La souffrance des proches
Sans le vouloir, ou presque, la Vaudoise se livre aussi énormément dans ce témoignage qui se lit avec émotion. Car cette maladie est cause d’une souffrance énorme pour les proches, qui ne cessent de se demander comment faire, comment aider. Qui culpabilisent parce qu’ils n’y arrivent pas. Qui apprennent à faire comme le malade, à dissimuler, à éviter les obstacles.
En 1996, elle entreprend elle-même une psychothérapie pour s’en sortir. Et, en 1997, son amant la quitte. «Ce n’est pas un hasard, c’était au moment où j’avais enfin repris ma vie en main.» Les deux amants resteront pourtant très proches, retrouvant leur complicité au gré de voyages à deux quand la maladie le permet.
Consultations médicales, séjours en institutions psychiatriques ne guériront pourtant pas le malade. «Il n’y a pas de solution, les médecins sont souvent impuissants», admet la psychologue aujourd’hui.
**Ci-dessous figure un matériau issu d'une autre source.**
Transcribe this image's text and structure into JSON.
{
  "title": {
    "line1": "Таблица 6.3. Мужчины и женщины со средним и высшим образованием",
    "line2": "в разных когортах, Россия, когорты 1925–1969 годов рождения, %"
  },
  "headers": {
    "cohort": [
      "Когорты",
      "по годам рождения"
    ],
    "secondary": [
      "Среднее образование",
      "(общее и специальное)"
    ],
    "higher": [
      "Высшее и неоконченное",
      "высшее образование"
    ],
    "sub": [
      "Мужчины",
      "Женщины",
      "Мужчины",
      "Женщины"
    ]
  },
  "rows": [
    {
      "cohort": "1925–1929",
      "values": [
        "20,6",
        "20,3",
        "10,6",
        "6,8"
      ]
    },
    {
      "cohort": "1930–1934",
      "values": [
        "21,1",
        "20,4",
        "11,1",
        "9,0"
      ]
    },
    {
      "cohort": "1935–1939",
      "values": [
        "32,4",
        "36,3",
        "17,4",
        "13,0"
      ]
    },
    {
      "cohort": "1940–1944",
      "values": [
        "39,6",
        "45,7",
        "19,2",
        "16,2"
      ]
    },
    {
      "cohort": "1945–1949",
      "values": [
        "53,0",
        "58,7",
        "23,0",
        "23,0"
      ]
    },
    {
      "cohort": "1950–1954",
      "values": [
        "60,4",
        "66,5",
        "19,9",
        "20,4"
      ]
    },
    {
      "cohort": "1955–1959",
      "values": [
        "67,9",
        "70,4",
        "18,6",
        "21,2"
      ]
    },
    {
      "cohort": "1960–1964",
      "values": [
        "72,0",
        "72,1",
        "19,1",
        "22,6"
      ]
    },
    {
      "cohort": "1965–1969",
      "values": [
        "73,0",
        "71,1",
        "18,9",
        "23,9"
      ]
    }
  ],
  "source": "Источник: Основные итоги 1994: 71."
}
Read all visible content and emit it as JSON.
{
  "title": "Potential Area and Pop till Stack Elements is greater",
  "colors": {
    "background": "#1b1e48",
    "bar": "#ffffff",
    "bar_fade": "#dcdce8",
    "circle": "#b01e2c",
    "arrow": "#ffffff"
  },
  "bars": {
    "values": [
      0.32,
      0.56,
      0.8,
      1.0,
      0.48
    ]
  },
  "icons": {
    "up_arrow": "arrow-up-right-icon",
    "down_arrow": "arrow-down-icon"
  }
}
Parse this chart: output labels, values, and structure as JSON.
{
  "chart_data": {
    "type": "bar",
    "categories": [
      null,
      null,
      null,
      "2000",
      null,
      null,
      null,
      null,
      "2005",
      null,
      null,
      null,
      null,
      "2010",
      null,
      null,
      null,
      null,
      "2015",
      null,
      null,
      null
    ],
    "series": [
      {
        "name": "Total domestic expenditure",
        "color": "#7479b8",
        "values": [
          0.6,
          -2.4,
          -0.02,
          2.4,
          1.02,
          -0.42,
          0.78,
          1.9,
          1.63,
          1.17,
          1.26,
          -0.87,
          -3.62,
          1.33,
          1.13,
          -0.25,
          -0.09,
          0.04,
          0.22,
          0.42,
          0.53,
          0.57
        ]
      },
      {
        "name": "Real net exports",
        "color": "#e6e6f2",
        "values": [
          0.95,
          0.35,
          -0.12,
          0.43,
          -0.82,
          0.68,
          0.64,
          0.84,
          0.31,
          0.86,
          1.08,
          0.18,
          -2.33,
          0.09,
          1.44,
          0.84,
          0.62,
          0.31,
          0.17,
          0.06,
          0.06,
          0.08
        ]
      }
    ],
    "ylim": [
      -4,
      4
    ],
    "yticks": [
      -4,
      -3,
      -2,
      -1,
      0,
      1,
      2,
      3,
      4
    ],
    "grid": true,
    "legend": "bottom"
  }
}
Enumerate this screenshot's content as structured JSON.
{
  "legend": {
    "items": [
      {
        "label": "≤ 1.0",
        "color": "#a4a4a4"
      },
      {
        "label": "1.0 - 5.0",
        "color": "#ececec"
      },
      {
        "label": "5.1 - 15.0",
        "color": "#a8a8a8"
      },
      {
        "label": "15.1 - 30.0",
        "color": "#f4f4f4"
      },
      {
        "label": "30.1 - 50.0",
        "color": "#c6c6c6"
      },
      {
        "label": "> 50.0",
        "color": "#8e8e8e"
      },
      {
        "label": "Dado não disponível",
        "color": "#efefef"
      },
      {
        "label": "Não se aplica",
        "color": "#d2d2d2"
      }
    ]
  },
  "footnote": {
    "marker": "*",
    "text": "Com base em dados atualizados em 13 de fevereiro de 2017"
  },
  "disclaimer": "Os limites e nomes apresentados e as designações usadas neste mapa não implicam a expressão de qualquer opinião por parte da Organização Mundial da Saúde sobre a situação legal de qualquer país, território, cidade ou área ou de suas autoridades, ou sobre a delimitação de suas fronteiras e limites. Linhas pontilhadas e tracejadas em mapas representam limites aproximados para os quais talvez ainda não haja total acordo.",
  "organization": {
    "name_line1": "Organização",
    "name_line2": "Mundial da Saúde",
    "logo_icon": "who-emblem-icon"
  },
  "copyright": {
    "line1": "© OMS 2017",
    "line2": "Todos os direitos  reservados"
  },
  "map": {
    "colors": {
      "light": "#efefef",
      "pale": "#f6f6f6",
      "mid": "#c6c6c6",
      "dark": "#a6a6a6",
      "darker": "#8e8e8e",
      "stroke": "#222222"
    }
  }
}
Elle-même, trois ans après le suicide de son ami, ne se sent plus coupable de n’avoir pas pu l’éviter. Mais elle veut témoigner de la souffrance de ces malades qu’on veut ignorer, quand on ne les fustige pas parce que certains touchent l’AI. Elle veut dire aussi la souffrance des proches. «Les réactions, dans la famille de mon compagnon, ont été diverses. Peut-être que mon livre permettra des échanges entre nous, que nous n’avions pas réussi à avoir auparavant. »
DAVID MOGINIER
Borderline, à un compagnon disparu, A.-C. Menétrey-Savary, postface du Dr François Borgeat. Ed. d’En Bas, 176 p.
2 commentaires:
Faisons tous notre possible pour vivre chacune de nos vies au maximum et soyons presents l'un l'autre. Jusqu'a quel points sommes nous a l'abri de la febrilite de notre quotidien?
Très beau et vrai commentaire. Dommage que vous restiez anonyme. Vous avez de pertinentes choses à dire.